Cela correspond à la curiosité propre du jeune Moreau pendant ses
études.
3ème
niveau : le début des études africaines
Ce texte est très intéressant pour nous montrer les débuts des
travaux sur l'Afrique à la fin du XIXème siècle. Conformément à l'esprit de son
temps, et parfois du nôtre, il y a chez le lieutenant Moreau une fascination
pour les grandes migrations et les influences proche-orientales.
Et de même qu'aux origines de l'histoire d'une partie de l'Europe, on
trouve les " Grandes Invasions ", ainsi en serait-il de même en Afrique avec une
autre chaîne d'invasions venues elles aussi d'Asie. La symétrie est frappante et
a dû inspirer l'auteur. Tandis que le lieutenant Moreau fait des Malinkés /
Mandingues (du Mali actuel) des descendants d'un " élément ethnique mongoloïde "
venu en Afrique, d'autres auteurs feront des Peul des populations originaires
d'antiques " migrations judéo-syriennes ". La méthode est identique. Il convient
d'ajouter que toutes ces hypothèses ont été abandonnées depuis longtemps.
D'une certaine manière, ce genre de démarche montre que l'on souhaite
intégrer ces populations africaines dans le vaste monde et les mettre en
relation avec des éléments déjà connus en Europe (ici Mongols, Egypte). Il y a,
dans cette période pionnière, des jeunes officiers, comme le lieutenant Moreau,
qui se passionnent pour ces nouveaux pays et souhaitent leur donner leurs "
titres de noblesse ". C'est là l'une des raisons de ces rapprochements
hypothétiques. Si ce sont des descendants des Mongols, ce ne sont donc pas des "
sauvages ", mais des héritiers d'une vieille civilisation déjà connue, même si
celle-ci n'a pas laissé que des bons souvenirs.
Voilà comment un certain nombre d'auteurs, au début des études sur
l'Afrique, imaginent diverses hypothèses pour intégrer le continent noir dans
une grille de compréhension admise ailleurs, et selon des modèles empruntés
ailleurs.
Conclusion
Ce travail est une sorte d'exercice d'école par lequel un jeune
lieutenant combine ses vastes lectures avec son intérêt pour les nouvelles
sociétés découvertes.

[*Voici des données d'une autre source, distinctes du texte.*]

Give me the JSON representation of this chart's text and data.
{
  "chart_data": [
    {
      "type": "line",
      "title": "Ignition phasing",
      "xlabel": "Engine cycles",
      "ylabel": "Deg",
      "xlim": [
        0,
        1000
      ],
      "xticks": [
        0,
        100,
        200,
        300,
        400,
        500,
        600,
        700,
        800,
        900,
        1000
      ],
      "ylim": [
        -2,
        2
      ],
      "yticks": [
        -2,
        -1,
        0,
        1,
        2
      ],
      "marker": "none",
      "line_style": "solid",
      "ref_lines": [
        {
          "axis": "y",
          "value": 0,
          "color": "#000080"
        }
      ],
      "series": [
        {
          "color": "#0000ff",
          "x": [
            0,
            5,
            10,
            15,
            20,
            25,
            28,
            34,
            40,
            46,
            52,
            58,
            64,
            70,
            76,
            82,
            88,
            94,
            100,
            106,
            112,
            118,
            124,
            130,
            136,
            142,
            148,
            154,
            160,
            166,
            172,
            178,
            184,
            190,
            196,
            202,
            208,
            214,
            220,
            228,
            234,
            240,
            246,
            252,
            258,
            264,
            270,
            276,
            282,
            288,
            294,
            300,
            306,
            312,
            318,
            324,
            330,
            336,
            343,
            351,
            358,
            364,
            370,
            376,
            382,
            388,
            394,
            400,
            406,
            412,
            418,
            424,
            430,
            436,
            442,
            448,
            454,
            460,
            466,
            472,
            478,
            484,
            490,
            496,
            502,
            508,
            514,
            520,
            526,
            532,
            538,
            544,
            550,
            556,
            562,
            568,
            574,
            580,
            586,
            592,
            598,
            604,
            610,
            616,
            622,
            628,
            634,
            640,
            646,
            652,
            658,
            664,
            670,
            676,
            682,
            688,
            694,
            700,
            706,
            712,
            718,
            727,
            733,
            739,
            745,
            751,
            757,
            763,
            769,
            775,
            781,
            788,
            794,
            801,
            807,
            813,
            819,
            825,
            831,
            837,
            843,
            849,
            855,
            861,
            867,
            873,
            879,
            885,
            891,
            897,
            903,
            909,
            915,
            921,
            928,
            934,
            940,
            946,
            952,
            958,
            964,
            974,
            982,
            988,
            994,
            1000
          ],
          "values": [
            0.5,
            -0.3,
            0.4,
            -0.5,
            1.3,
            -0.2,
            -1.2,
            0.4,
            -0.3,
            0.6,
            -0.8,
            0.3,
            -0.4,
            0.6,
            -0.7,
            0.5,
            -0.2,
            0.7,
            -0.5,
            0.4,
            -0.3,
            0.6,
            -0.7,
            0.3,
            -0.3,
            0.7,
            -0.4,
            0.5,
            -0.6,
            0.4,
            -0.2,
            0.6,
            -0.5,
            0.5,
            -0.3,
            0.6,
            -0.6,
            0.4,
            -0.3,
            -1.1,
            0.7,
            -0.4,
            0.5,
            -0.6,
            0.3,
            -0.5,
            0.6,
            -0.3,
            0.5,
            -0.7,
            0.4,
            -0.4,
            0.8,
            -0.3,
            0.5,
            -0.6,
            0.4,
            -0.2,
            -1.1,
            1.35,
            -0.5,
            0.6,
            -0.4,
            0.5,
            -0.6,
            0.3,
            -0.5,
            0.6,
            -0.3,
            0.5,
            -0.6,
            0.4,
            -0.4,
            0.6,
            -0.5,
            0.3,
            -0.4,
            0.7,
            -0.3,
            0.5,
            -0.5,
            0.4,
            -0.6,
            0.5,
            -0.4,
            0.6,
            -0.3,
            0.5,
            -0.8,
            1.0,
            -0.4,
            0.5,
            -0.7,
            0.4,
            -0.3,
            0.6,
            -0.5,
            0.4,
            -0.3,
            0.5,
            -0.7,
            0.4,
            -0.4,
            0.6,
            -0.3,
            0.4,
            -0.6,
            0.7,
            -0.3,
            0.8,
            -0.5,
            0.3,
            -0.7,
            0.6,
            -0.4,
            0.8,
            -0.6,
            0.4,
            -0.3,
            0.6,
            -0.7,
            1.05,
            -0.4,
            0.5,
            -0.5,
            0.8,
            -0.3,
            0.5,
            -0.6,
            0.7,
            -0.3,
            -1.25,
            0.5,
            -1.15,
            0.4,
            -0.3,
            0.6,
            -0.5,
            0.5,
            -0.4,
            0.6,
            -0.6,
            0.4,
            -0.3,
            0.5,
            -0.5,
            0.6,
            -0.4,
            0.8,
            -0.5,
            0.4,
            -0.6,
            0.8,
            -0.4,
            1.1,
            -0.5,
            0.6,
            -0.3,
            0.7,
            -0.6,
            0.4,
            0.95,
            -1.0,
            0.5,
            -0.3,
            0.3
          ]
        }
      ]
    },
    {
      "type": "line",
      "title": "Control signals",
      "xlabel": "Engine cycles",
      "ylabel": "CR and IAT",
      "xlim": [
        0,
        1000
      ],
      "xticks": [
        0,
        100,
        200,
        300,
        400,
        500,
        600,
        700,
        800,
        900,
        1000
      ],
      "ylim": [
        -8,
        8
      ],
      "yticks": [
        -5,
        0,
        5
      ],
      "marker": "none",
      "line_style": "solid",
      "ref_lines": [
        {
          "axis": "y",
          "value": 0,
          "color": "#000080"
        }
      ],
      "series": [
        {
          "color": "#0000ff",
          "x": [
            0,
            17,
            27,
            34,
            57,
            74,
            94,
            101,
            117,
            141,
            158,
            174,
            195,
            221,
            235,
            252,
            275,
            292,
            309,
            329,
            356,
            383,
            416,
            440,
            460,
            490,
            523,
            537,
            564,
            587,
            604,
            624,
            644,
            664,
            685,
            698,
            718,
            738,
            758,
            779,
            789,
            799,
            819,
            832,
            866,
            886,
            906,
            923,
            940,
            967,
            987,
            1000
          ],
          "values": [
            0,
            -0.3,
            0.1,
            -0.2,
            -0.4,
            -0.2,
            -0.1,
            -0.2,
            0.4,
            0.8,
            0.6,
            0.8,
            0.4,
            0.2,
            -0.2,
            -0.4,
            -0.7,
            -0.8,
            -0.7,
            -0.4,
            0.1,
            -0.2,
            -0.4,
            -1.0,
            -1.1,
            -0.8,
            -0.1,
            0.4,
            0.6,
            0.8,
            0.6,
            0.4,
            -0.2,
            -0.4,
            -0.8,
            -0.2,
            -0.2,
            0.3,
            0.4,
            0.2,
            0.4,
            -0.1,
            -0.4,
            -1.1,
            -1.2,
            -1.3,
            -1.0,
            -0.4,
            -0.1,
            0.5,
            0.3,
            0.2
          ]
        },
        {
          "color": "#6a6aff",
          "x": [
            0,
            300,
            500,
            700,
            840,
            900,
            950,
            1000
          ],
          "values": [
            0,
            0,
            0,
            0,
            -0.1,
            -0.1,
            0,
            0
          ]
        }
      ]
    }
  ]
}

L'administration française commence à pousser ses
administrateurs (civils) et ses officiers à produire des études ethnographiques
afin de mieux connaître le terrain conquis. La notice du lieutenant Moreau
s'inscrit dans ce mouvement général, qui ira en se développant.
Mais l'administration a besoin d'informations factuelles abondantes,
puisées sur le terrain. Ici le lieutenant Moreau s'est plutôt "évadé" dans une
grande spéculation "géopolitique" qui déborde très largement le terrain
soudanais. L'"explication par l'Asie" n'a sans doute pas dû convaincre ses
supérieurs.
Le travail magistral qui fera autorité sur le Soudan viendra un peu plus
tard, sous la plume d'un administrateur civil, Maurice Delafosse. Il s'agit de
Haut-Sénégal-Niger (autre nom du Soudan français à cette époque), 2 tomes, publié en 1912.
Le gouverneur général Clozel écrit, dans la préface de cet ouvrage : " Lorsque
j'ai pris possession du Gouvernement du Haut-Sénégal-Niger au mois de mai 1908,
parmi les documents que j'ai eu à consulter pour étudier la Colonie nouvelle
dont j'étais chargé, figuraient des monographies de cercles établies par ordre
de mon prédécesseur en 1903. Ces travaux, généralement intéressants, ne
correspondaient cependant plus à la réalité. Les documents de ce genre
vieillissent vite dans une colonie aussi jeune et aussi vivante que le Soudan…
". C'est dans ces conditions qu'il fut fait appel à une nouvelle vague de
monographies et d'études dont Delafosse réalisa la synthèse - ce même Delafosse
qui avait lui-même écrit, en 1901, alors qu'il avait 31 ans, un article imprimé
intitulé " Sur les traces probables de civilisation égyptienne et d'hommes de
race blanche à la Côte d'Ivoire ". Ainsi, le lieutenant Moreau est-il à tous
égards un précurseur et un pionnier.